CARROLL était l’évêque de Baltimore, le premier diocèse catholique de la nouvelle nation, créé en 1789. Le Séminaire de Saint Mary fut fondé à Baltimore en 1791 grâce à l’arrivée de quatre Sulpiciens et de cinq séminaristes envoyés par EMERY pour fonder cette nouvelle entreprise. Le risque de tels projetés était évident, mais EMERY essayait tout moyen innovant pour assurer la survie de la Compagnie.

Monsieur EMERY a payé sa direction pleine d’anticipation. A la différence de nombreux prêtres qui fuyèrent la France, il resta à Paris et fut emprisonné deux fois durant la Terreur ; il fut malmené par Napoléon qui avait néanmoins un grand respect pour lui et peut-être peur de cet homme à la fois saint et impressionnant. Des témoignages de cette époque indiquent qu’EMERY était l’un des prêtres les plus respectés et les plus influents en France malgré l’ardeur anticléricale excessive qui suivit la Révolution française. Il encouragea la foi d’autres prêtres en face de telles épreuves et de telles tribulations.

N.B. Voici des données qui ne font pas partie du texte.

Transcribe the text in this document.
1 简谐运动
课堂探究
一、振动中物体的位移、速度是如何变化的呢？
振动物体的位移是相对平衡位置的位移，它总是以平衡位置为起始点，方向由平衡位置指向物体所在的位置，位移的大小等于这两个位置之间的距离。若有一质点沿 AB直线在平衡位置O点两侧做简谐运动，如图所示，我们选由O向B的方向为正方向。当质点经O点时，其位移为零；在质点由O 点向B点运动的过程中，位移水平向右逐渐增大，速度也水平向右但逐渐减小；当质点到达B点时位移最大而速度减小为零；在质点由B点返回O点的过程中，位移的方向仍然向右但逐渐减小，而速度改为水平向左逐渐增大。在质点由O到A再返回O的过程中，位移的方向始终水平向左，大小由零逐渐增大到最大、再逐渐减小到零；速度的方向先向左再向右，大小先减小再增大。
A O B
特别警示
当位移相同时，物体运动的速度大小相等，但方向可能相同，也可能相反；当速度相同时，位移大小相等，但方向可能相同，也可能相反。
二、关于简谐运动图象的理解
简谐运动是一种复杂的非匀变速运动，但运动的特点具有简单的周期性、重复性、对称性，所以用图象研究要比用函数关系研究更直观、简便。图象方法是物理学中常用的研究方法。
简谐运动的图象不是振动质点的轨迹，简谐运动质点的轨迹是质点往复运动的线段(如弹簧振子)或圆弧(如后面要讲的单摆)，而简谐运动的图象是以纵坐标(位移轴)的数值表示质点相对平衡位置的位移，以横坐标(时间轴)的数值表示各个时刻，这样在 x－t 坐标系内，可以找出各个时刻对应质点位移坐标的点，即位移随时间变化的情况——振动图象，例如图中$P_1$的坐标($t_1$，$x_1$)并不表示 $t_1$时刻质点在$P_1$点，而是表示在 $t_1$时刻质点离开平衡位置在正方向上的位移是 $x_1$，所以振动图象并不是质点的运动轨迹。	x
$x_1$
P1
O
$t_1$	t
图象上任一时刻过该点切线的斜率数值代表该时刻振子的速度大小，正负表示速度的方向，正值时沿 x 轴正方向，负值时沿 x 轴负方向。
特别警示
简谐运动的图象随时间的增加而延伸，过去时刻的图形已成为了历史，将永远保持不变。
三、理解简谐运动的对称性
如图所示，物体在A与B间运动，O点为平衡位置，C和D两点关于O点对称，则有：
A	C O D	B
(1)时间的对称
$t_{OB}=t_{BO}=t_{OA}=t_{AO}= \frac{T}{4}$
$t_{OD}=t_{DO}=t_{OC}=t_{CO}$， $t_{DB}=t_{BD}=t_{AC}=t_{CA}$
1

Epuisé physiquement et émotionnellement, EMERY mourut le 28 avril 1811, laissant la voie libre à Napoléon qui supprima la Compagnie de Saint-Sulpice et ferma les séminaires sulpiciens en France. Les craintes d’EMERY se réalisèrent donc pendant un temps, jusqu’en 1814 quand l’ordre de dissoudre la Compagnie fut retiré après l’abdication de Napoléon.

Ce bref résumé de l’importance de Monsieur EMERY ne rend pas justice à sa vraie grandeur. Cependant, il donne un aperçu de la raison pour laquelle il vaut la peine de rappeler ce bicentenaire. Actuellement, les Sulpiciens considèrent Monsieur EMERY quasiment comme le “second fondateur” de la Compagnie : il fut le supérieur général qui lui permit de survivre malgré les graves dangers auxquels elle dût faire face à son époque.

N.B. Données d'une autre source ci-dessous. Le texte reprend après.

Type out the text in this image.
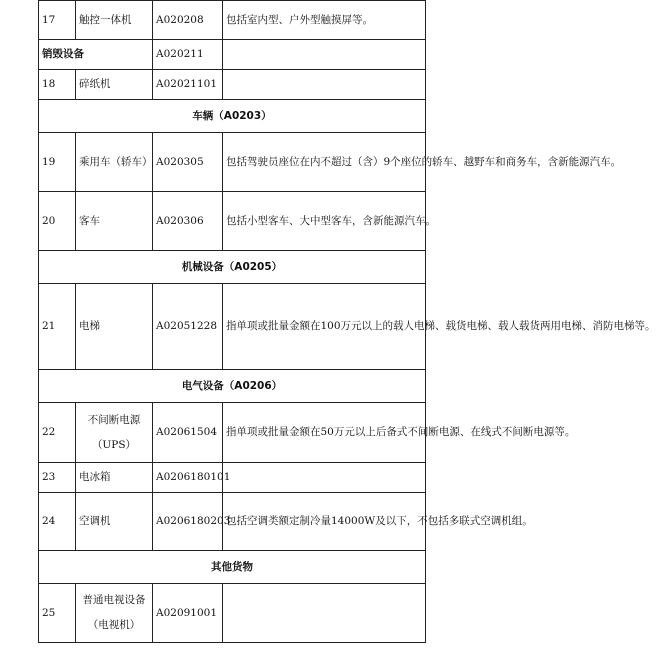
17	触控一体机	A020208	包括室内型、户外型触摸屏等。
销毁设备		A020211	
18	碎纸机	A02021101	
车辆（A0203）			
19	乘用车（轿车）	A020305	包括驾驶员座位在内不超过（含）9个座位的轿车、越野车和商务车，含新能源汽车。
20	客车	A020306	包括小型客车、大中型客车，含新能源汽车。
机械设备（A0205）			
21	电梯	A02051228	指单项或批量金额在100万元以上的载人电梯、载货电梯、载人载货两用电梯、消防电梯等。
电气设备（A0206）			
22	不间断电源（UPS）	A02061504	指单项或批量金额在50万元以上后备式不间断电源、在线式不间断电源等。
23	电冰箱	A0206180101	
24	空调机	A0206180203	包括空调类额定制冷量14000W及以下，不包括多联式空调机组。
其他货物			
25	普通电视设备（电视机）	A02091001	
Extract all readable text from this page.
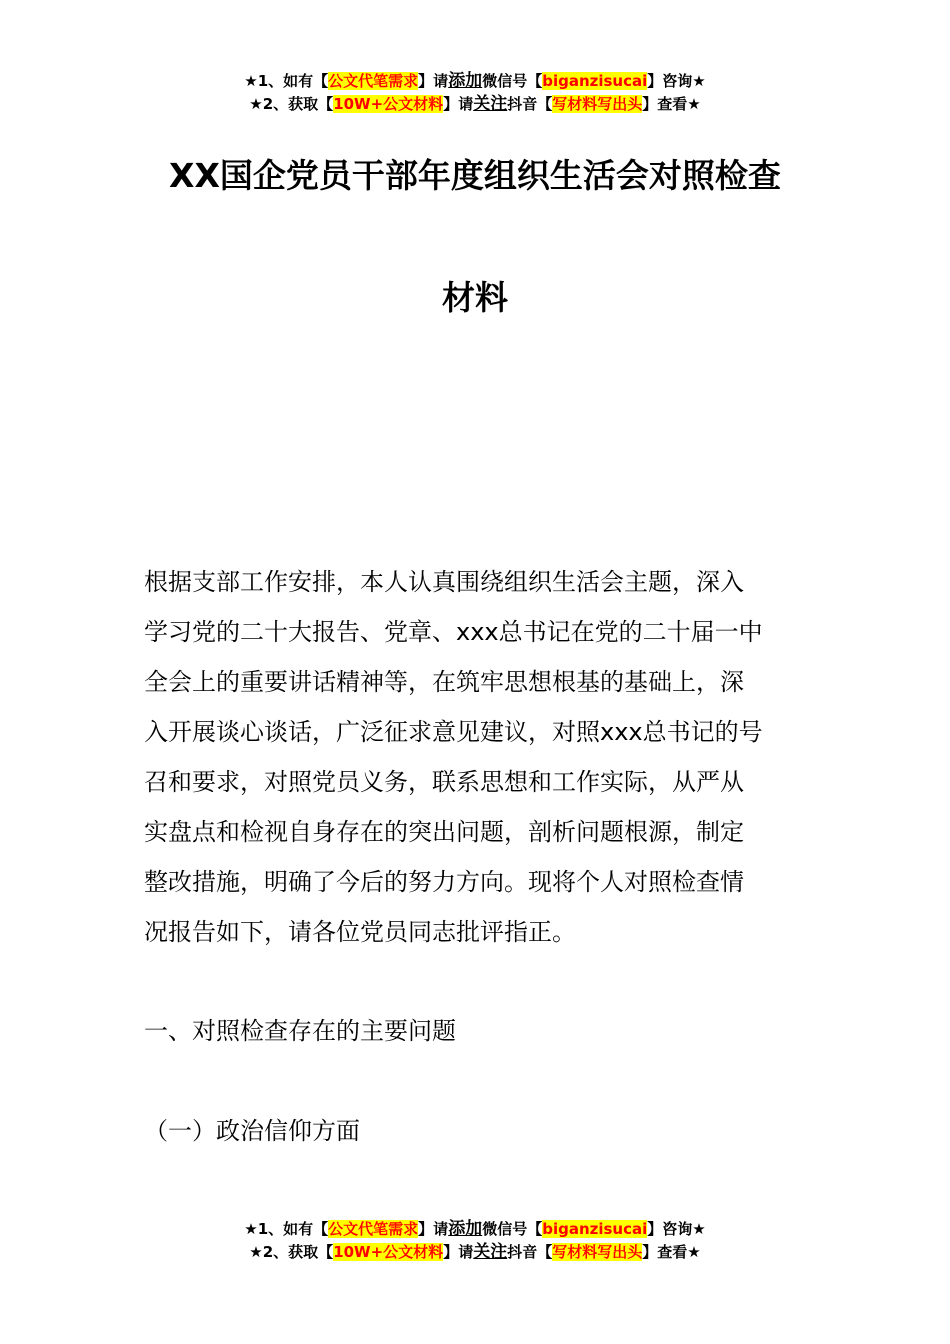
★1、如有【公文代笔需求】请添加微信号【biganzisucai】咨询★
★2、获取【10W+公文材料】请关注抖音【写材料写出头】查看★
XX国企党员干部年度组织生活会对照检查
材料
根据支部工作安排，本人认真围绕组织生活会主题，深入
学习党的二十大报告、党章、xxx总书记在党的二十届一中
全会上的重要讲话精神等，在筑牢思想根基的基础上，深
入开展谈心谈话，广泛征求意见建议，对照xxx总书记的号
召和要求，对照党员义务，联系思想和工作实际，从严从
实盘点和检视自身存在的突出问题，剖析问题根源，制定
整改措施，明确了今后的努力方向。现将个人对照检查情
况报告如下，请各位党员同志批评指正。
一、对照检查存在的主要问题
（一）政治信仰方面
★1、如有【公文代笔需求】请添加微信号【biganzisucai】咨询★
★2、获取【10W+公文材料】请关注抖音【写材料写出头】查看★
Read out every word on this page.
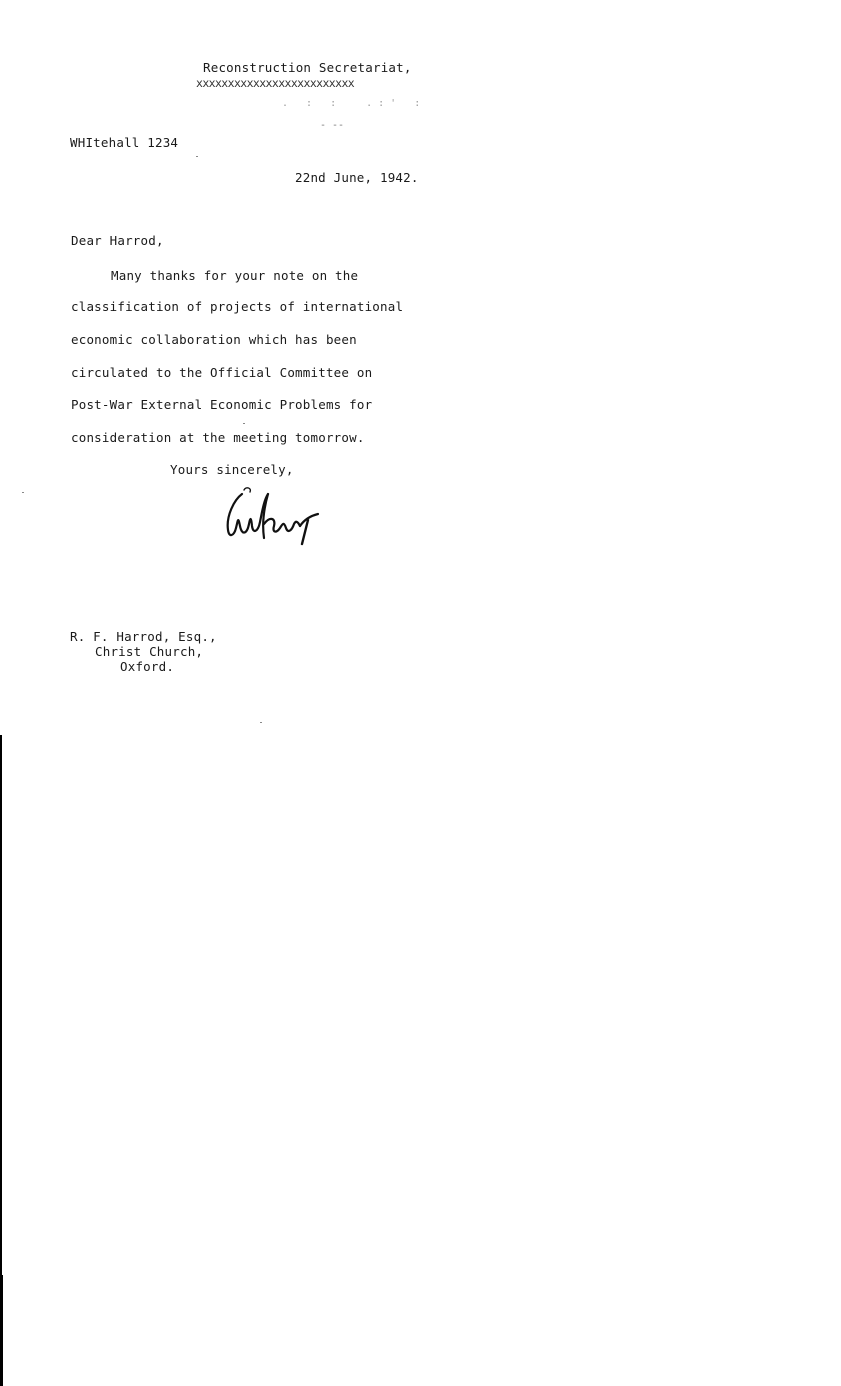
Reconstruction Secretariat,
xxxxxxxxxxxxxxxxxxxxxxxxx
. : :  .:' :
- --
WHItehall 1234
22nd June, 1942.
Dear Harrod,
Many thanks for your note on the
classification of projects of international
economic collaboration which has been
circulated to the Official Committee on
Post-War External Economic Problems for
consideration at the meeting tomorrow.
Yours sincerely,
R. F. Harrod, Esq.,
Christ Church,
Oxford.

Que son exemple puisse inspirer et continuer à vivre chez ses héritiers sulpiciens d’aujourd’hui !

 

Pour plus d’informations sur Monsieur EMERY, on peut consulter la bibliographie suivante :

Christopher J. KAUFFMAN, Tradition and Transformation in Catholic Culture (Macmillan, 1988), 33-41, 59-63.

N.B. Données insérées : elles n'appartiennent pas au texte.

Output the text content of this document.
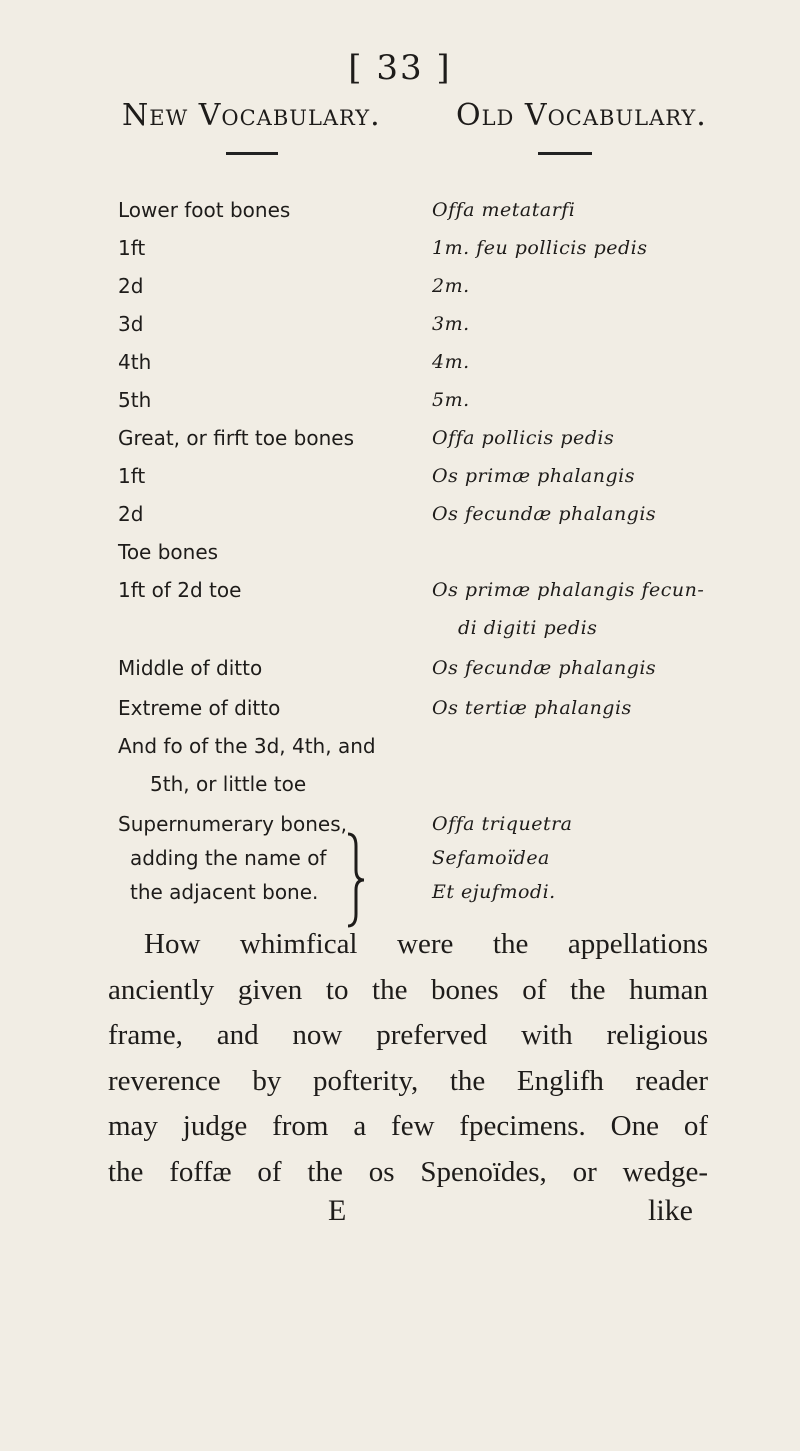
[ 33 ]
New Vocabulary.	Old Vocabulary.
Lower foot bones	Offa metatarfi
1ft	1m. feu pollicis pedis
2d	2m.
3d	3m.
4th	4m.
5th	5m.
Great, or firft toe bones	Offa pollicis pedis
1ft	Os primæ phalangis
2d	Os fecundæ phalangis
Toe bones
1ft of 2d toe	Os primæ phalangis fecun-
di digiti pedis
Middle of ditto	Os fecundæ phalangis
Extreme of ditto	Os tertiæ phalangis
And fo of the 3d, 4th, and
5th, or little toe
Supernumerary bones,	Offa triquetra
adding the name of	Sefamoïdea
the adjacent bone.	Et ejufmodi.

How whimfical were the appellations

anciently given to the bones of the human

frame, and now preferved with religious

reverence by pofterity, the Englifh reader

may judge from a few fpecimens. One of

the foffæ of the os Spenoïdes, or wedge-

E	like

Philippe MOLAC, Histoire d’un dynamisme apostolique : La Compagnie des Prêtres de Saint-Sulpice (Cerf, 2008), 77-93, 96-100.

Pierre BOISARD, La Compagnie de Saint-Sulpice : Trois Siècles d’Histoire Vol I (Paris), 181-203.

F.-M. PHILPIN DE RIVIERE, Vie de M. Emery, neuvième supérieur du séminaire et de la compagnie de Saint-Sulpice [par J.-E.-A. Gosselin], précédée [d’une notice sur l’auteur et] d’un précis de l’histoire de ce séminaire et de cette compagnie depuis la mort de M. Olier [par Philpin] (Paris : A. Jouby, 1861-1862).

Elie MERIC, Histoire de M. Emery et de l’Eglise de France (2 vol. ; Paris : V. Palmé, 1885).

Jean LEFLON. Monsieur Emery. L’Église d’ancien régime et la Révolution (Tome 1 ; Paris : Bonne Presse, 1945).

Jean LEFLON. Monsieur Emery. L’Église concordataire et impériale (Tome 2 ; Paris : Bonne Presse, 1946).